Grace Under Pressure

In the harried countdown to one Thanksgiving feast, my younger son dubbed me The Frenzied Cook. Sad to say, I deserve the name.

Planning ahead is not my strength. I’m captive of the moment, slave to impulse. That brisk Thanksgiving morning, after a walk in the woods, I’d indulged in a nap by the fireplace. Once I moved into the kitchen, the frantic rattling of pots and pans that ensued could have made me songwriter Charles Calhoun’s inspiration for Shake, Rattle and Roll. Instead, I inspired my sobriquet.

Pots and pans are not the only thing shaken in stressed-out times like my preparation of the Thanksgiving meal. I also lose the quality literary wit Oscar Wilde dubbed “mine ancient wisdom and austere control.” I’ve loved that phrase since I first read it back in high school — though my family would likely say I loved what I lacked.

After my equanimity shatters, harmony falls too.

Thanksgiving in my family, and my mother’s family before me, have not always been the grateful, mellow gatherings we like to imagine on America’s own feast day.

At least we’ve never had a kitchen fire. Thanksgiving remains the leading day for cooking fires, with three times as many as on an average day, according to the National Fire Protection Association.

In more recent years, I’ve tried to put the ed on deserve, as in deserved the name. I’m trying to put The Frenzied Cook behind me. Grace under pressure is what I’m working toward.

Aren’t we all?

I hear my family is not unique in our celebration of disastrous Thanksgivings that evolve into legends. Friends recount their own tragic-comic stories, and Judd Apatow movies make much of the mayhem of family gatherings.

Heaven knows that’s a tough resolution. Ernest Hemingway, who made that phrase his definition of guts, killed himself when the going got too tough. (Notably, his death by shotgun nearly coincided with another all-American holiday, the Fourth of July, not Thanksgiving.)

Plan Ahead!

Slowly but surely, I’m learning to plan ahead. That got easier last year, when I followed Julia Child’s suggestion to serve a boned turkey. The extravagance of that culinary trick made me prepare my turkey a day ahead.

On past Thanksgivings, I had not followed the early example of my good mother-in-law, who got up before dawn to start her turkey. No, I always waited to attack the bird until slightly after the time it needed to roast. Following Julia’s directions made me a happy early bird; with bones, neck and giblets at hand, I also made my stock early, simplifying dressing and gravy.

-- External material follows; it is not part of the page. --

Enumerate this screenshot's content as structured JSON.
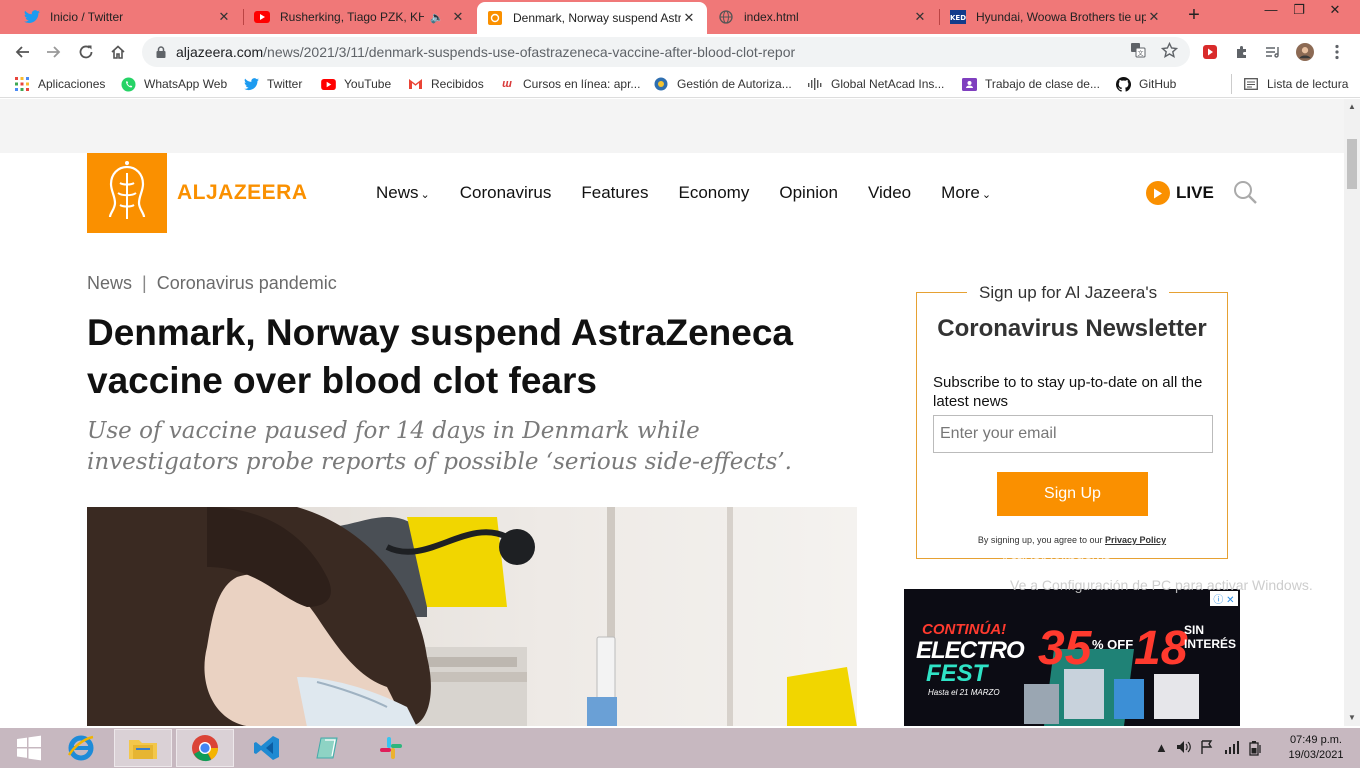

This year, I’ve taken early to heart: I’ve already crumbed bread (I hoard it in the freezer) for dressing and pureed persimmons for one guest’s beloved Thanksgiving dessert, persimmon pudding.

So seriously have I taken my new resolve that I’ve made myself a checklist of pre-Thanksgiving tasks:

1. Set the time and invite the guests.

2. Plan the seating, including table extensions and chairs.

3. Assemble the table setting: Find and iron linens, decide on plates, polish silverware, imagine and prepare serving dishes, gather flowers, secure candles in holders.

4. Plan the menu, order the turkey and assemble the provisions.

5. Work ahead. I’ll also do a pair of cranberry sauces early. Also, dessert. I’m hoping to make Rod ’n’ Reel’s Chocolate and Pumpkin Cheesecake with Pecans (see page 8).

6. Invite guests to bring their family’s favorite side dish or dessert. This is one of great compromises I’ve made (in my family, we did not ask for help) and one for which I’m deeply grateful. Side dishes and desserts are now perfect — not afterthoughts — and many cooks get to shine.

7. Confidently leave the drinks to my husband, who excels in that area as well as in making a welcoming setting. He longs to make appetizers, but on this holiday I won’t let him. Except maybe a tray of oysters.

8. Add pleasures beyond eating. Again this year, we’ll make a post-dinner visit to the Bay Gardener’s Upakrik Farm to cut our Christmas trees. After the fun and exercise, we have room for dessert.

9. Remember grace. I mean this in two ways. Keeping my own grace means my guests enter a state of grace in my home, and a space in time where we can feel, express and share our gratitude for bounty beyond imagining by most of the world, for most of the years of human time. Together we’ll say grace — and one by one enumerate our reasons for thankfulness.

10. Keep my list by my side, so I can add all the steps I’ve forgotten and host this feast in a state of grace — not pressure.